I saw a recommendation today to put "noopener" in _blank links (links that open in new pages).

These links:

<a href="https://www.example.com" target="_blank">Link text</a>

It's a really old security weakness, and when I saw the demo page, I remembered reading about it previosly.

Here's the thing: When a link opens in a new tab or window, that new tab or window has access to the location (the content of the adresse bar) of the page that linked to it. So it can change the location/URL and thereby the content of the page, and for instance send the user to a phishing page.

Here's a demo

You could do the same with a page that doesn't open in a new tab or window by altering the history so the back button. If you click "back" it would go to a phishing page.

A difference is that _blank lets the new tab or window constantly monitor what pages you visit in the first tab or window: If you click on a link in tab A that opens in a new tab (B), then tab B can monitor all the pages you visit in tab A. If you log in and have sensitive data in the URL, the other tab could catch this. It has access to the adressebar of tab A for as long as they are both open - no matter what domain or site you visit in tab A.

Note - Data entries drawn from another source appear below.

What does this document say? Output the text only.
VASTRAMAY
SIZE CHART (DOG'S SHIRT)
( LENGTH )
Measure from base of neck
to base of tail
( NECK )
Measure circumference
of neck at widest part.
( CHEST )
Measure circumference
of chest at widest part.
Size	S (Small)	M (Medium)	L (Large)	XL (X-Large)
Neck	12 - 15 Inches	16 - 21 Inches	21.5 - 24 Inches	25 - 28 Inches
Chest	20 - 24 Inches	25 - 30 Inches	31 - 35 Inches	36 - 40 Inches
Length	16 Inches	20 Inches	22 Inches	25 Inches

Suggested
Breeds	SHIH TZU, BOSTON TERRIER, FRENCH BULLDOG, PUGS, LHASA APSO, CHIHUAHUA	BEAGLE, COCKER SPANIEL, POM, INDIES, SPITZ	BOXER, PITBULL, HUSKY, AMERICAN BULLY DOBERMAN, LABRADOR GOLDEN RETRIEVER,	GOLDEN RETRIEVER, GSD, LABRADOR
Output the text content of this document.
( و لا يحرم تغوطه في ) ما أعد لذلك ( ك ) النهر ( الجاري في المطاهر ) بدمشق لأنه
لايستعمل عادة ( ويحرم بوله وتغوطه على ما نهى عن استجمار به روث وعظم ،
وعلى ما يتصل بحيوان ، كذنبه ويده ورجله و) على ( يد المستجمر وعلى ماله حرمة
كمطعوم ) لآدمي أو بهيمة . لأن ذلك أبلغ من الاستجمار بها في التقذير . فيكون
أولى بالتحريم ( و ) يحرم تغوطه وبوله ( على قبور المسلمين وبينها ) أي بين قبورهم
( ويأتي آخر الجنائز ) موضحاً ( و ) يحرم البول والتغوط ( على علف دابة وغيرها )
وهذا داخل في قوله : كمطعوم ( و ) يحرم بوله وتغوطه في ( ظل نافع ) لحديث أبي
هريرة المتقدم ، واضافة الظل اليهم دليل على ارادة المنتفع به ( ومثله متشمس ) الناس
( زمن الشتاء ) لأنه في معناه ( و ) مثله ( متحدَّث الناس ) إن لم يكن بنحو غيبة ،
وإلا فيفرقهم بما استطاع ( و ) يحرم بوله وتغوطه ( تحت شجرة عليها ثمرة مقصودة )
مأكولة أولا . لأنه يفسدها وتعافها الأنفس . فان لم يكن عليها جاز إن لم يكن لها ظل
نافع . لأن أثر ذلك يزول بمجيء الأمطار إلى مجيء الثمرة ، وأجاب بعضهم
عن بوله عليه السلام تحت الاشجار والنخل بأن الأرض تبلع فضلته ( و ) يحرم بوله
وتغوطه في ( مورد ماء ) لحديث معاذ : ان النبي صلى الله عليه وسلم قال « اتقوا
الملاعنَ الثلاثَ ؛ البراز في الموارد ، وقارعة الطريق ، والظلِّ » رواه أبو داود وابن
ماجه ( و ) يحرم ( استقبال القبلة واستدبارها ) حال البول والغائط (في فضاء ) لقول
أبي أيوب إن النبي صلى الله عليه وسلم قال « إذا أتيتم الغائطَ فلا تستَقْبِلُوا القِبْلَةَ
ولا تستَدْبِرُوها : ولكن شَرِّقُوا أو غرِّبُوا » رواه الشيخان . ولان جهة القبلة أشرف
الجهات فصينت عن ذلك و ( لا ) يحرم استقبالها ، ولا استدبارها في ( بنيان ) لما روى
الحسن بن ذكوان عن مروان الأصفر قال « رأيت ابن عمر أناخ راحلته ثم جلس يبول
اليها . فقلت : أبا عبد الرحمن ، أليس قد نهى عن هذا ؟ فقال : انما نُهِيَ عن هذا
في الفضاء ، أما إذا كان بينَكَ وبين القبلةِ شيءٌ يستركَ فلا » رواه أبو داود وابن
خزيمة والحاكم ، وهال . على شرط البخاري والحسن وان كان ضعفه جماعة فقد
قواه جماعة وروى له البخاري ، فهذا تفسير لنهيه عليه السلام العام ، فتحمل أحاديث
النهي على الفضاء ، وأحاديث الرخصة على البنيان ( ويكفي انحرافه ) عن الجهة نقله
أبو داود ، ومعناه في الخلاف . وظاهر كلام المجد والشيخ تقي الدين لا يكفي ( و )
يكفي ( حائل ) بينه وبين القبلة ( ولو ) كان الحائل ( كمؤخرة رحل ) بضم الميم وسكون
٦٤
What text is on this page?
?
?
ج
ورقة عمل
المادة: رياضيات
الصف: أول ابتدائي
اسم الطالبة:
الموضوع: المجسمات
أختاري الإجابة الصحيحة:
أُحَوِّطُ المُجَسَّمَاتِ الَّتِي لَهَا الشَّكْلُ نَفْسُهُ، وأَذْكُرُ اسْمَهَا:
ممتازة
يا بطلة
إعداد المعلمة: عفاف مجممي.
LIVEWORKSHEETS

By having noopener and noreferrer (for older browsers) in the rel tags of the _blank links, tab B wont have access to the location that is currently displayed in tab A.

<a rel="noopener noreferrer" href="https://www.example.com" target="_blank">Link text</a>

So far Safari and webkit has been doing som work to make noopener the default behaviour, so that instead you have to set an opener value to let tab B have access to the location og tab A.